CHICAGO Farmland values in the key U.S. grain state of Illinois are seen easing slowly over the next 12 months after years of record prices due to a fall in both corn prices and government subsidies for crop insurance, according to a survey of the state's farm managers.
Eighty percent of the farm managers and rural appraisers responding to a mid-year survey of the Illinois Society of Professional Farm Managers and Rural Appraisers expected the value of the state's farmland to hold steady or decline over the next year. (Survey: link.reuters.com/caf82v)
Over the next five years, 54 percent of the survey respondents expected farmland to stabilize or ease further.

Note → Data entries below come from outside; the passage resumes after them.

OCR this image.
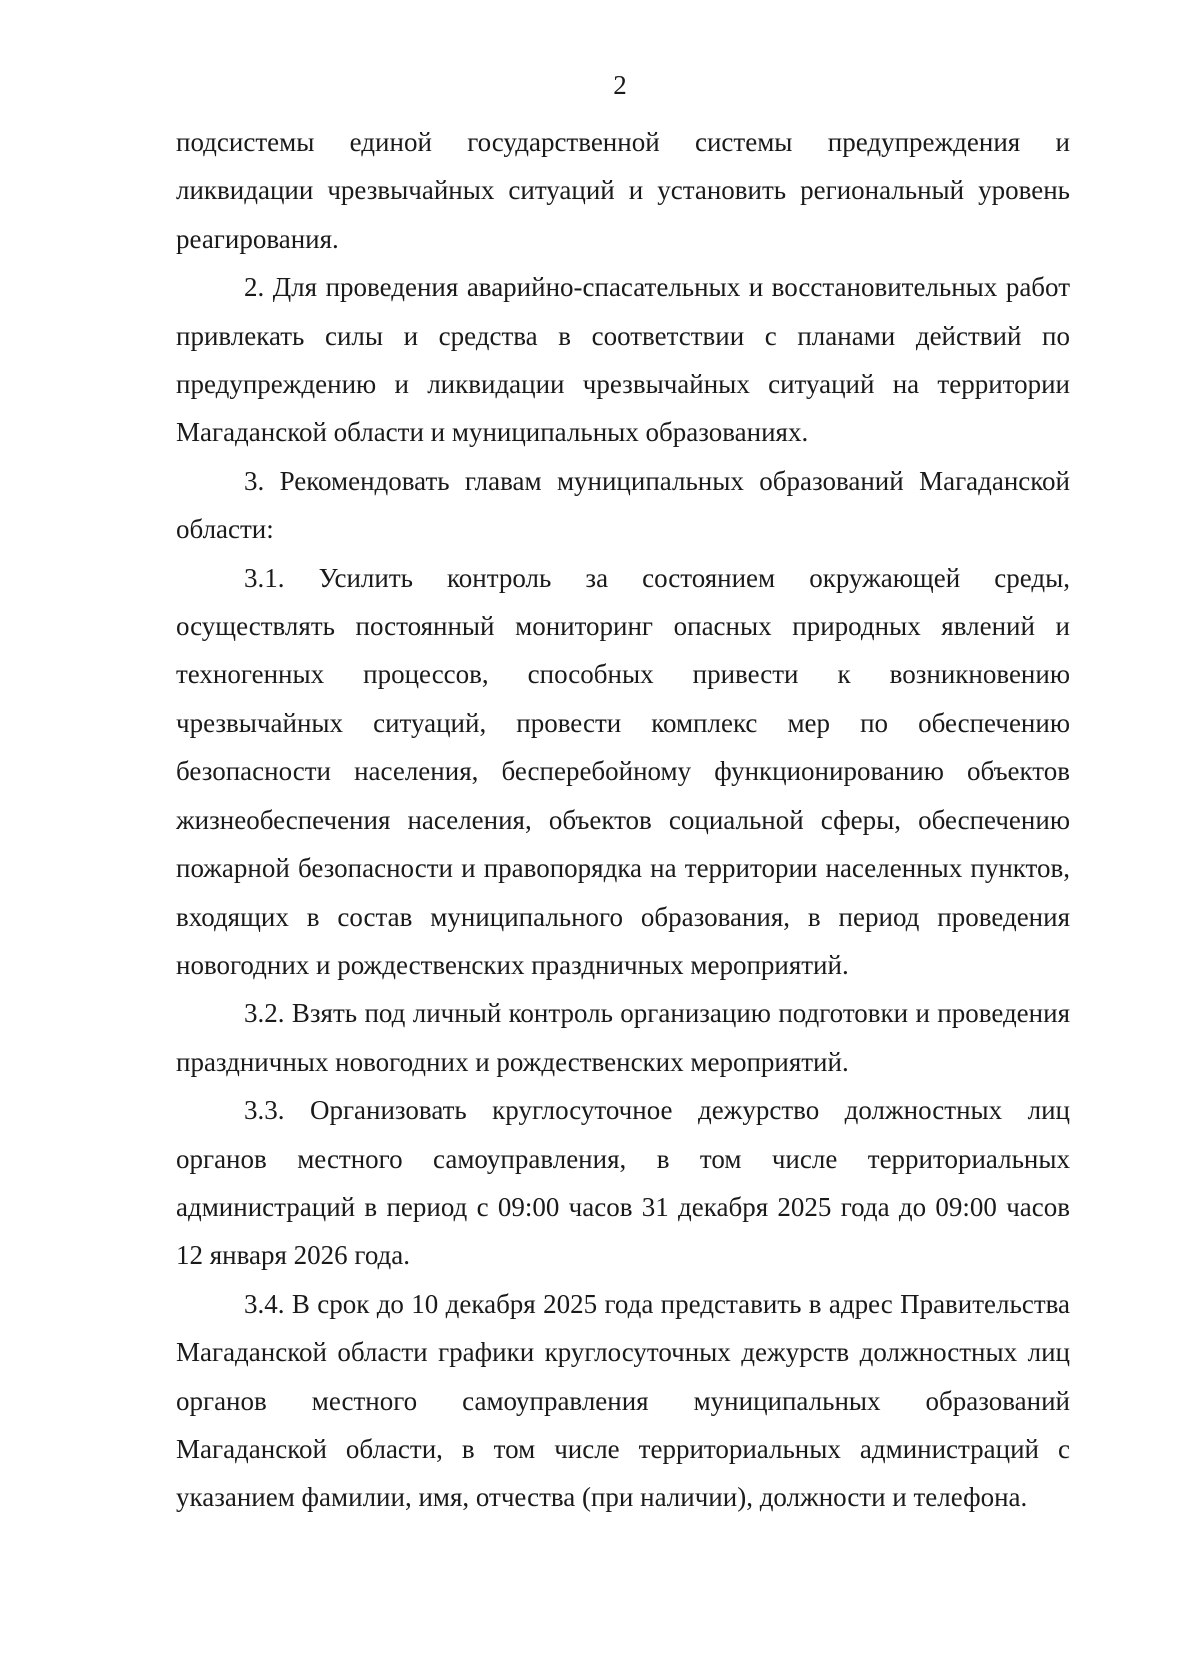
2

подсистемы единой государственной системы предупреждения и ликвидации чрезвычайных ситуаций и установить региональный уровень реагирования.

2. Для проведения аварийно-спасательных и восстановительных работ привлекать силы и средства в соответствии с планами действий по предупреждению и ликвидации чрезвычайных ситуаций на территории Магаданской области и муниципальных образованиях.

3. Рекомендовать главам муниципальных образований Магаданской области:

3.1. Усилить контроль за состоянием окружающей среды, осуществлять постоянный мониторинг опасных природных явлений и техногенных процессов, способных привести к возникновению чрезвычайных ситуаций, провести комплекс мер по обеспечению безопасности населения, бесперебойному функционированию объектов жизнеобеспечения населения, объектов социальной сферы, обеспечению пожарной безопасности и правопорядка на территории населенных пунктов, входящих в состав муниципального образования, в период проведения новогодних и рождественских праздничных мероприятий.

3.2. Взять под личный контроль организацию подготовки и проведения праздничных новогодних и рождественских мероприятий.

3.3. Организовать круглосуточное дежурство должностных лиц органов местного самоуправления, в том числе территориальных администраций в период с 09:00 часов 31 декабря 2025 года до 09:00 часов 12 января 2026 года.

3.4. В срок до 10 декабря 2025 года представить в адрес Правительства Магаданской области графики круглосуточных дежурств должностных лиц органов местного самоуправления муниципальных образований Магаданской области, в том числе территориальных администраций с указанием фамилии, имя, отчества (при наличии), должности и телефона.
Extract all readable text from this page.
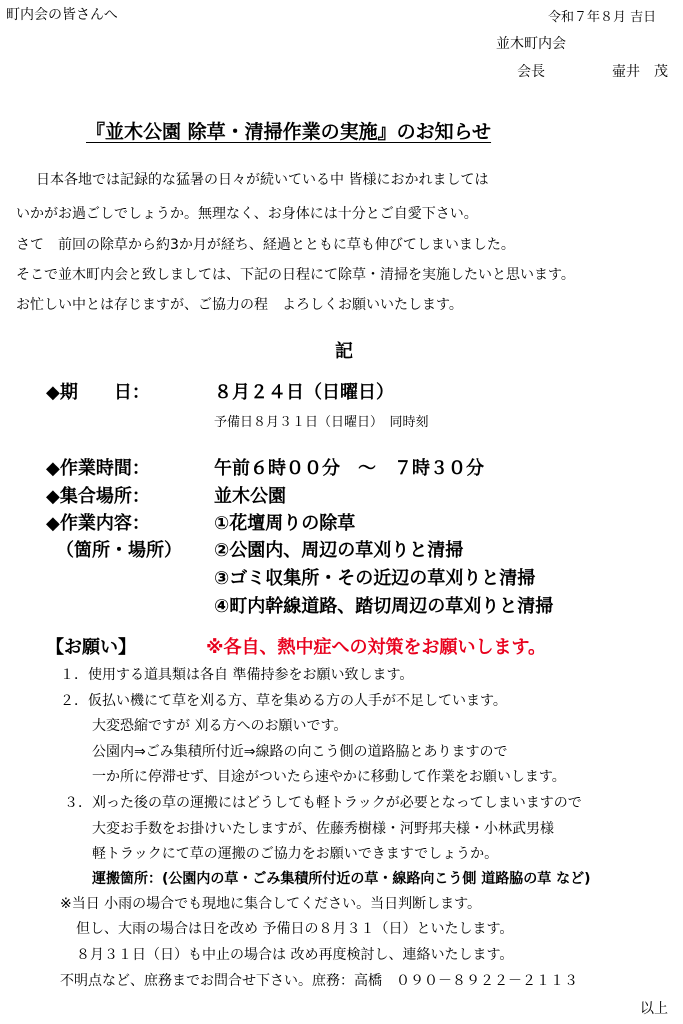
町内会の皆さんへ	令和７年８月 吉日
並木町内会
会長	壷井　茂
『並木公園 除草・清掃作業の実施』のお知らせ
日本各地では記録的な猛暑の日々が続いている中 皆様におかれましては
いかがお過ごしでしょうか。無理なく、お身体には十分とご自愛下さい。
さて　前回の除草から約3か月が経ち、経過とともに草も伸びてしまいました。
そこで並木町内会と致しましては、下記の日程にて除草・清掃を実施したいと思います。
お忙しい中とは存じますが、ご協力の程　よろしくお願いいたします。
記
◆期　　日：	８月２４日（日曜日）
予備日８月３１日（日曜日）　同時刻
◆作業時間：	午前６時００分　～　７時３０分
◆集合場所：	並木公園
◆作業内容：	①花壇周りの除草
（箇所・場所） ②公園内、周辺の草刈りと清掃
③ゴミ収集所・その近辺の草刈りと清掃
④町内幹線道路、踏切周辺の草刈りと清掃
【お願い】	※各自、熱中症への対策をお願いします。
１．使用する道具類は各自 準備持参をお願い致します。
２．仮払い機にて草を刈る方、草を集める方の人手が不足しています。
大変恐縮ですが 刈る方へのお願いです。
公園内⇒ごみ集積所付近⇒線路の向こう側の道路脇とありますので
一か所に停滞せず、目途がついたら速やかに移動して作業をお願いします。
３．刈った後の草の運搬にはどうしても軽トラックが必要となってしまいますので
大変お手数をお掛けいたしますが、佐藤秀樹様・河野邦夫様・小林武男様
軽トラックにて草の運搬のご協力をお願いできますでしょうか。
運搬箇所：(公園内の草・ごみ集積所付近の草・線路向こう側 道路脇の草 など)
※当日 小雨の場合でも現地に集合してください。当日判断します。
但し、大雨の場合は日を改め 予備日の８月３１（日）といたします。
８月３１日（日）も中止の場合は 改め再度検討し、連絡いたします。
不明点など、庶務までお問合せ下さい。庶務：高橋　０９０－８９２２－２１１３
以上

"There was more of a negative on farmland prices than I thought there would be," said Gary Schnitkey, a University of Illinois economist, who summarized the survey results. "Most were anticipating a relatively small decline from zero to 5 percent but that's still going down."
If realized, the easing back of land values would mark a big contrast from rising U.S. Midwest farmland values seen since 2006 - the start of corn-based ethanol boom, sparked by U.S. energy policy to use more biofuels.
Between 2006 and 2013, average farmland prices in Illinois more than doubled from $3,640 per acre in 2006 to $7,900 in 2013, according to the U.S. Department of Agriculture. Illinois is typically the No. 2 corn state after Iowa.
These increases compare to an average annual growth rate of 6 percent between 1986 and 2006. (Graphic of farmland versus corn prices: link.reuters.com/syw62v)
Massive U.S. plantings and nearly ideal weather after last year's historic drought have grain analysts forecasting the price of corn, the bellwether U.S. crop, to stay below $5 a bushel for several years, compared to last summer's all-time highs over $8. Lower grain prices will also mean a cut in crop insurance subsidies as coverage is based on both yield and price.
The most recent quarterly farmland surveys released by the Chicago and Kansas Federal Reserve banks show land values continued to notch record highs in the second quarter but the pace of sales slowed from a year ago.